Он выдохнул, но всё равно смотрел на меня с опаской. Руки его дрожали, и он спрятал их под прилавок, сцепил пальцы, чтобы унять дрожь.
– А если вспомните что-нибудь, – сказал я, – приходите в архив. Я там теперь работаю. Сторожем.
Я взял пуговицу, сунул в карман. Отошёл от прилавка, но не ушёл сразу. Постоял, глядя на толпу. Люди шли, толкались, несли сумки, авоськи, сетки с картошкой, кошёлки с яйцами. Женщина в платке торговалась с продавцом помидоров. Мальчишка тащил на верёвке игрушечную машину. Жизнь продолжалась, как будто ничего не случилось. А я стоял и думал: кто-то ходит в моей шинели. Может быть, тот, кто ударил Маргариту Николаевну по затылку. Может быть, тот, кто нёс её тело, завёрнутое в простыню. Может быть, тот, кто оставил записку под моей дверью. А может, все они – один человек.
Я развернулся и пошёл к выходу. У ворот рынка, у ларька с газировкой, меня окликнули:
– Глеб Сергеич! Постойте!
Я обернулся. Борис Ильич семенил за мной, держась за живот, тяжело дыша. Кепка съехала на затылок, открыв лысину с коричневыми пятнами – старческая пигментация, как у всех, кто много лет простоял на солнце. Он догнал меня, схватил за рукав, пальцы впились в ткань.
– Я вспомнил, – сказал он, вытирая пот со лба тыльной стороной ладони. – Не всё, но кое-что. Он был с портфелем. Кожаным, коричневым. Хороший портфель, импортный, я такие в комиссионке видел. У нас такие не продаются. И он сказал: «Хорошая вещь. Для зятя возьму». Я тогда ещё подумал: зять, значит, служит. А потом он спросил, откуда шинель. Я сказал, что от вас. Он спросил, кто вы, я сказал: бывший следователь, теперь в архиве работает. Он кивнул, заплатил и ушёл.
– Что ещё? Голос? Походка? Акцент?
Борис Ильич закрыл глаза, наморщил лоб, будто пытался вытащить из памяти что-то, что ускользало.
– Голос низкий, спокойный. Не местный. Не наш, портовый говор.

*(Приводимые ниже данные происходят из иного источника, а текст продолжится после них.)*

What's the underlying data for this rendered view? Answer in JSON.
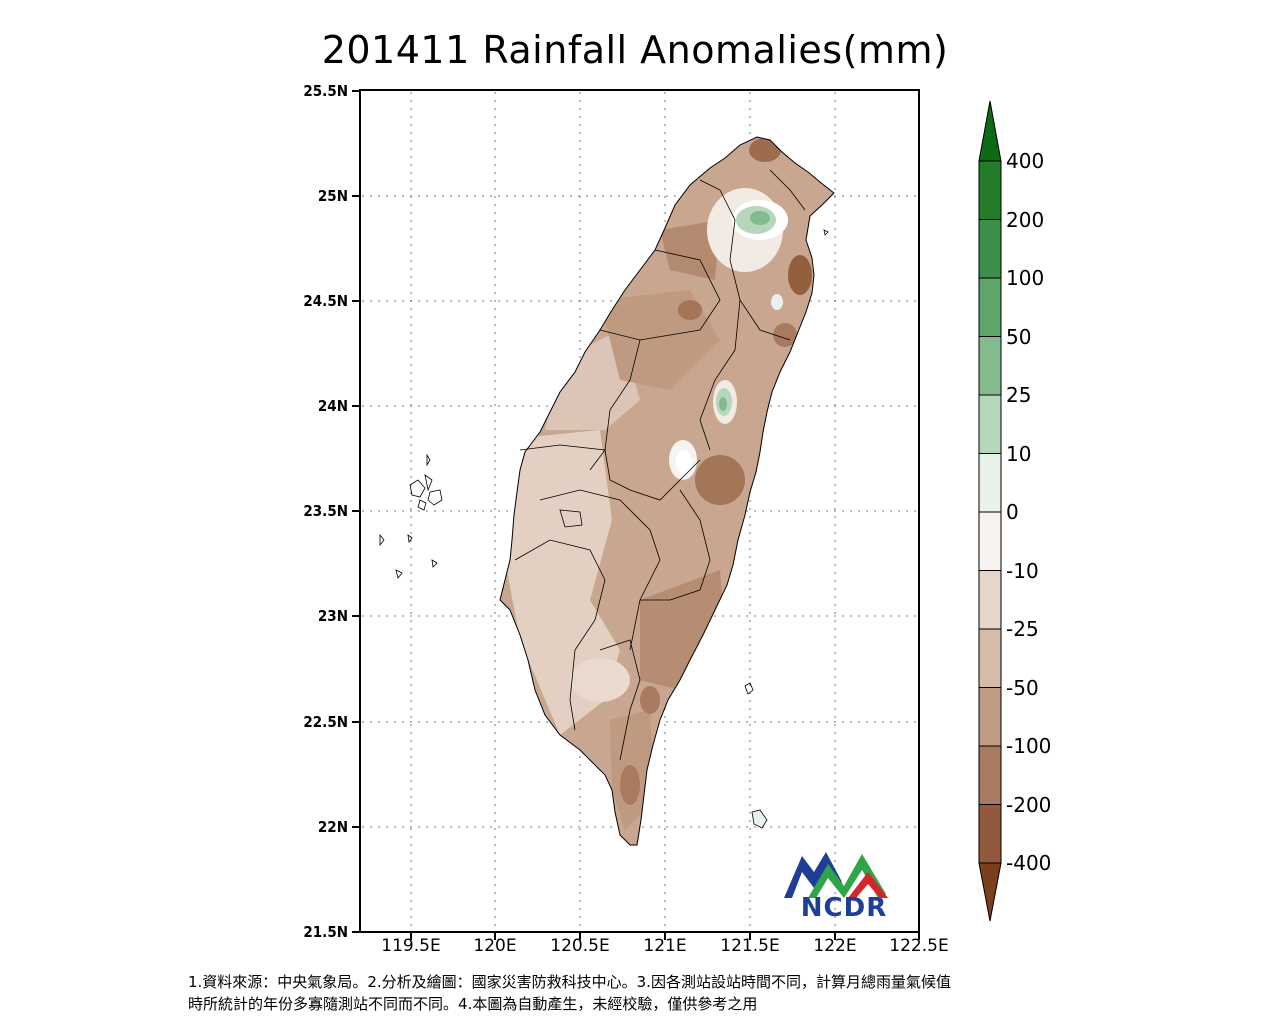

А такой… правильный, как по радио. И пахло от него – одеколоном, дорогим. Не «Шипром», а чем-то импортным. И ещё… – он помолчал, – табаком. Не нашими папиросами, а сигаретами. Длинными, тонкими. Я такие у иностранцев видел.
– Рост?
– Высокий. Выше вас. И плечи широкие. Шинель ему как раз была.
Я ждал. Он открыл глаза, посмотрел на меня. Взгляд был виноватым.
– Всё, Глеб Сергеич. Больше ничего. Я стар, память дырявая.
Он отпустил мой рукав и перекрестился – мелко, торопливо, как делают старые евреи, когда боятся.
– Глеб Сергеич, вы меня не впутывайте, ради бога. Я старый человек, мне помирать скоро. Дети есть, внуки. Не надо им этого.
– Не впутаю, Борис Ильич. Спасибо.
Он кивнул и пошёл обратно, шаркая стоптанными тапками по мокрому асфальту – прошёл дождь, лужи ещё не высохли. Я смотрел ему вслед, пока он не скрылся за рядами.
Я вышел на улицу. Солнце теперь светило ярче, но не грело – осень, ветер с залива, сырой, пронизывающий. Я поднял воротник пиджака, засунул руки в карманы. В левом – пуговица, в правом – сломанные спички и мелочь. Пошёл к набережной, чтобы проветрить голову. Не домой – не мог я сейчас домой, в свою восьмиметровую клетушку, где пахнет соседскими щами и старыми носками. Нужно было думать.